Harald Körke: Die Sprache des Steins

Leseprobe aus “Berührung”

Johannes spürte die Berührung auf seinem Oberschenkel. Er spürte sie kaum, er ahnte sie mehr, die Berührung war so leicht und so weich, daß sie eine Welle durch seinen Körper fließen ließ. Eine Welle, die er mit Verwunderung als Lust erkannte, als eine Lust, die in der feuchten, drückenden Hitze des späten Abends Gedanken durch sein Gehirn schießen ließ, die hier überhaupt nicht hergehörten. Nicht hierher in den Bus Nummer 64 von der Piazza de Venezia zum Hauptbahnhof: Roma Termini.
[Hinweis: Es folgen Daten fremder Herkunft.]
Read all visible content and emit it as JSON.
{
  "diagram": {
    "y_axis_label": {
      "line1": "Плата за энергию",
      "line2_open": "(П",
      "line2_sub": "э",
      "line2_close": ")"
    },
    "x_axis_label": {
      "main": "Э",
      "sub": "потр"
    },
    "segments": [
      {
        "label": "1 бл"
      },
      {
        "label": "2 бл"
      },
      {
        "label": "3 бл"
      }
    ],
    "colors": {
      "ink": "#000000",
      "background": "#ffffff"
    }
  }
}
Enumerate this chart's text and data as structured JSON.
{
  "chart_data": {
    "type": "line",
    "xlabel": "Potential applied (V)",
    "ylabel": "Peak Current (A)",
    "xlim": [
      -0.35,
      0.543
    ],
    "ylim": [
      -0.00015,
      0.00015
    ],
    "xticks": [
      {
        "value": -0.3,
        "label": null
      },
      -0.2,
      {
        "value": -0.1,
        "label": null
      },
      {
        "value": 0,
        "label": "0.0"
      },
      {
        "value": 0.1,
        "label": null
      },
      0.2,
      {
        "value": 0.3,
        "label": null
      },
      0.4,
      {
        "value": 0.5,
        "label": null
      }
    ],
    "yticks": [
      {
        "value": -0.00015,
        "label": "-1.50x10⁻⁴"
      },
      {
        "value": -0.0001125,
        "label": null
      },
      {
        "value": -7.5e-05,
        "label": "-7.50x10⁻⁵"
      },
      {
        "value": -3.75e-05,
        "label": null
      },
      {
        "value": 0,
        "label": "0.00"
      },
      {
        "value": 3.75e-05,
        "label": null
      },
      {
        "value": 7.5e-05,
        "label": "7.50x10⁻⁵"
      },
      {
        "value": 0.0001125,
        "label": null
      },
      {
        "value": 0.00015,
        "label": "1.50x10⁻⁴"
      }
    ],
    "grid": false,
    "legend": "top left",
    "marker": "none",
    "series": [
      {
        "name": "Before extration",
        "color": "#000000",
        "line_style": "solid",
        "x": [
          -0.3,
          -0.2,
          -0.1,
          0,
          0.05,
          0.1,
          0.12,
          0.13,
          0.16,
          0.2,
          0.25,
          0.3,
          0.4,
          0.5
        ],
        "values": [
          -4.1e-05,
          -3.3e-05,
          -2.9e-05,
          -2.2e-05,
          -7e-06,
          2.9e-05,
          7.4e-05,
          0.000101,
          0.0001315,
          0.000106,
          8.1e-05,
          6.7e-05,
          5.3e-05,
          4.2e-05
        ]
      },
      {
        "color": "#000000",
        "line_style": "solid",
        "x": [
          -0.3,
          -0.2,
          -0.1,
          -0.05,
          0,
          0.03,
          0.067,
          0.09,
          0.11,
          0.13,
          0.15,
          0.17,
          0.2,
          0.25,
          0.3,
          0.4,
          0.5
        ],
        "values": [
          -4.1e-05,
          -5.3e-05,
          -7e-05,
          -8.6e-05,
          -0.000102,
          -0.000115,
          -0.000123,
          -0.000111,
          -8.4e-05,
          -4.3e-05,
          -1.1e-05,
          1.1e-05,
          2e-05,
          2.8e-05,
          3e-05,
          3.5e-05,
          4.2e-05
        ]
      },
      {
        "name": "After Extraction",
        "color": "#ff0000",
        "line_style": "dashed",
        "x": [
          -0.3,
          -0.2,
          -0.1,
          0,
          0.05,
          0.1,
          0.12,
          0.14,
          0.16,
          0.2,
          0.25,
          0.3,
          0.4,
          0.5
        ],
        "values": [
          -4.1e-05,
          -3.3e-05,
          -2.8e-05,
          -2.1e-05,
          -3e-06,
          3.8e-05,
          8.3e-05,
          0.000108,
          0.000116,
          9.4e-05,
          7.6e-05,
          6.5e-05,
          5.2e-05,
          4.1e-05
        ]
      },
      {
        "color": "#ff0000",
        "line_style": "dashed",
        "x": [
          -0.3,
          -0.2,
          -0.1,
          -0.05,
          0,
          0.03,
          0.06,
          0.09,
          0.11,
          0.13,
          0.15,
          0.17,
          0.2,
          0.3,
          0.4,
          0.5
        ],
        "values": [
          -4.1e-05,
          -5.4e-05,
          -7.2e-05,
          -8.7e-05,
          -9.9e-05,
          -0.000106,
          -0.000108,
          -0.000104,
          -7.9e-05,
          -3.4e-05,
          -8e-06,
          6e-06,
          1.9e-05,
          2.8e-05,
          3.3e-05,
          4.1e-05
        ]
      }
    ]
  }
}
Nicht hierher und überhaupt nirgendwohin in seinem Leben.
Die Hand bewegte sich jetzt in seiner Tasche zwischen Taschenfutter und haut, das konnte er ahnen und spüren zugleich, das sah er fast. Er sah die Hand im dichten Dunkel der Tasche, er sah ihre tastenden Finger, während er starr vor sich hinblickte und versuchte, den Mann neben sich nicht anzuschauen oder jedenfalls nicht so, daß er von dem abließ, was er gerade tat. Johannes wußte, daß er fast am Ziel war, daß er in dieser heißen, gewitterschwülen Nacht Kontakt aufnehmen würde, den ersten Kontakt zu einem von denen, für die er nach Rom gekommen war.
Er spürte die Hand immer noch auf seiner Haut, die Finger wie zuckende Fühler, doch nun wußte Johannes, daß er die Lust in sich zusammenfallen lassen mußte, die Lust, die von weichen zärtlichen, obszönen, ja das auch! Berührung ausgelöst worden war. Johannes atmete vorsichtig aus und merkte dabei, daß er den Atem so lange angehalten hatte, daß ihm fast schon schwindlig war. Johannes zwang sich, der zu sein, für den er sich immer gehalten hatte. Für den, der einer Sache auf den Grund gehen wollte. Wissenschaftlich. Empirisch. Akribisch und detailgenau. Nicht für den, bei dem die Hand eines Mannes auf seinem Schenkel das auslöste, was sonst nur Gerda früher einmal vermocht hatte. Gerda am Anfang, als die Beziehung noch stimmte, wie man sagt. Gerda damals und ein paar andere davor, und, wie er hoffte, auch noch einige danach, wenn es mit Gerda so weiter bergab ging. Bloß Männer nicht. …
Die Finger der Hand, das spürte er jetzt, hatten sich unter seiner Geldtasche festgehakt und er merkte, wie Zug auf die Tasche ausgeübt wurde. Er spürte, daß dieses schmale quadratische Ding wie ein Fahrstuhl in seinem Schacht in die Höhe stieg.